Büyük İstifa ve Sessiz İstifa Nedir?
Büyük istifa, pandemi dönemi itibarıyla Amerika’da ortaya çıkan kavramlardan biridir. Covid-19’un iş alanında getirdiği ve iş modellerini değiştirdiği sonuçlardan biri olan uzaktan ve hibrit çalışma şekilleri, insanların yalnız kalmasına ve kendilerini sorgulamalarına da sebebiyet verdi. İnsanların konfor alanlarından çıkarak kendilerini ve işlerini sorgulamaları sonucunda iş değiştirme kararları da sıklık göstermeye başladı.
Sessiz istifa ise, yine ilk olarak Amerika’da kullanılmaya başlanan bir kavram olup daha önceki yıllarda da var olan ancak şu anda bir isim verilerek hayat bulan bir kavramdır. İnsanların çalıştıkları ortamdan rahatsız olup bunu iş içinde dile getirmedikleri ve dayanamayacakları raddeye geldiklerini hissettikleri zaman istifa ettikleri sürece deniliyor.
Hülya Mutlu, bu kavramın ülkemizde etkilerinin fazla hissedilmesinin nedenine Türkiye’deki çalışma saatlerinin fazlalığının örnek gösterilebileceğinin altını çiziyor. Çoğu işyerinde temel kaynakların dahi tam sağlanamaması, özlük hakları ve izinler gibi konularda görülen yetersizlik insanların da işten ayrılma kararı alma sürecine etki ediyor.
Sessiz istifası gerçekleşen çalışanlar bu durumun içerisinden nasıl çıkabilirler?
Hülya Mutlu, bu durumdan kurtulmanın her şeyden önce coğrafik etkenlerden doğan kültürlere ve karakteristik özelliklere bağlı bir durum olduğunu belirtiyor. Eğer bir kişi kültürel açıdan fikirleri bastırılan bir ortamda yetişmiş olup karakteristik özelliği açısından da sessiz bir kişilik özelliği gösteriyorsa işten çıkma kararını vermesi ve ses çıkarması zordur.
Eğer bir kişi birtakım soruları kendisine sorarak işini ve işteki konumunu sorgulamaya başlarsa ancak o zaman o işi isteyip istemediğini görüyor.

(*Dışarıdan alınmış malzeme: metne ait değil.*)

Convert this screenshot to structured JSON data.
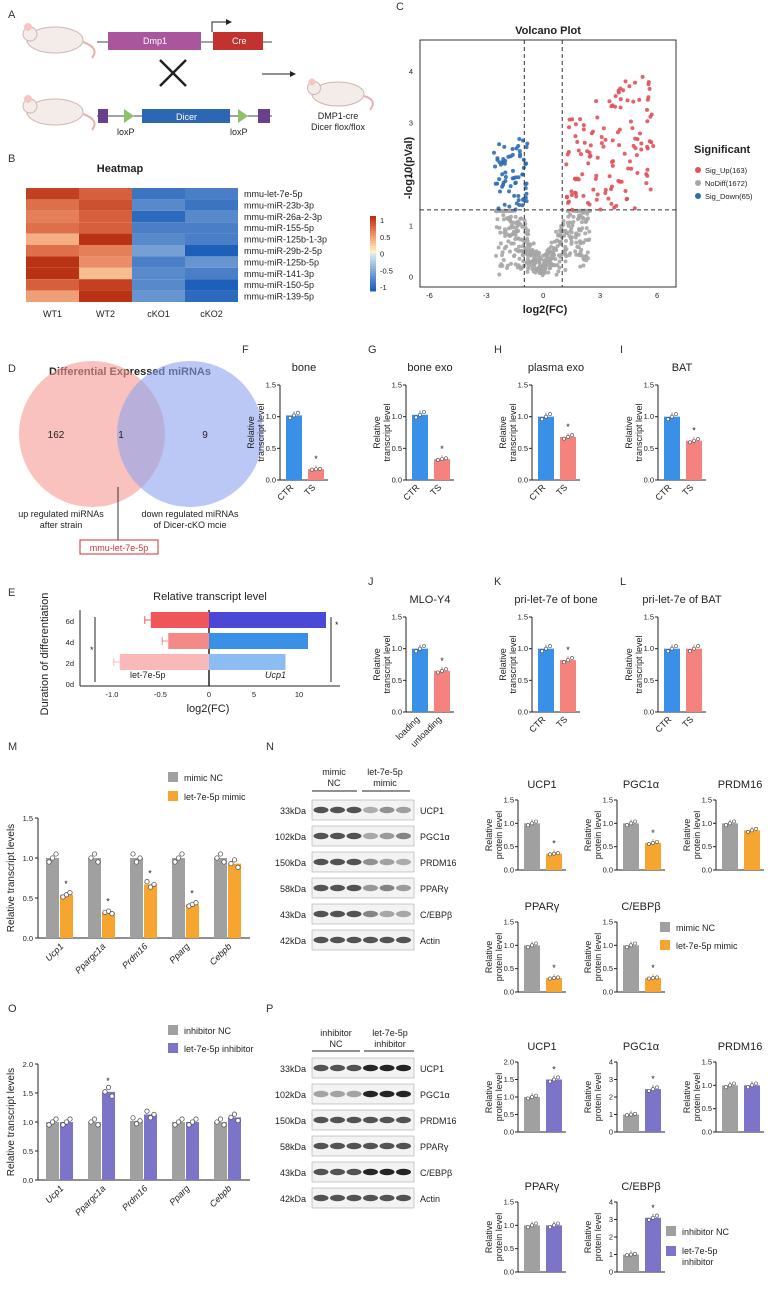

Düşünceleri sonucunda işin onun gelecekteki hedeflerine uygun olmadığını ve kendini iyi hissetmediği bir ortamda olduğunu düşünen çalışan işten ayrılma kararını da vermiş oluyor.
Şirketler, kaybetmek üzere olduğu çalışanını küçük ve düzeltilebilir durumların üstünde yeterince durabildiğinde tekrar kazanabiliyorken büyük ve geri dönüşü olmayan aksaklıklar ise çalışanlarını tamamen kaybettikleri anlamına geliyor.
Hülya Mutlu’ya göre “yetenek kıtlığı” önümüzdeki yıllarda en büyük problemlerden birisi olacak. Çünkü Türkiye yurt dışına büyük oranda iş gücü veriyor. Ya beyin göçü oluyor ya da yurt dışı projelerinde çalışılıyor. Şirketler yetenekleri elinde tutma konusunda kısmi bir başarı gösteriyor. Ancak değeri bilinmeyen ve istekleri yerine getirilmeyen ve bunu daha önce dile getiren çalışanlar konuşmalarına rağmen kendilerine ilgili bir merci bulamadığı takdirde büyük istifasını da gerçekleştirmiş oluyor.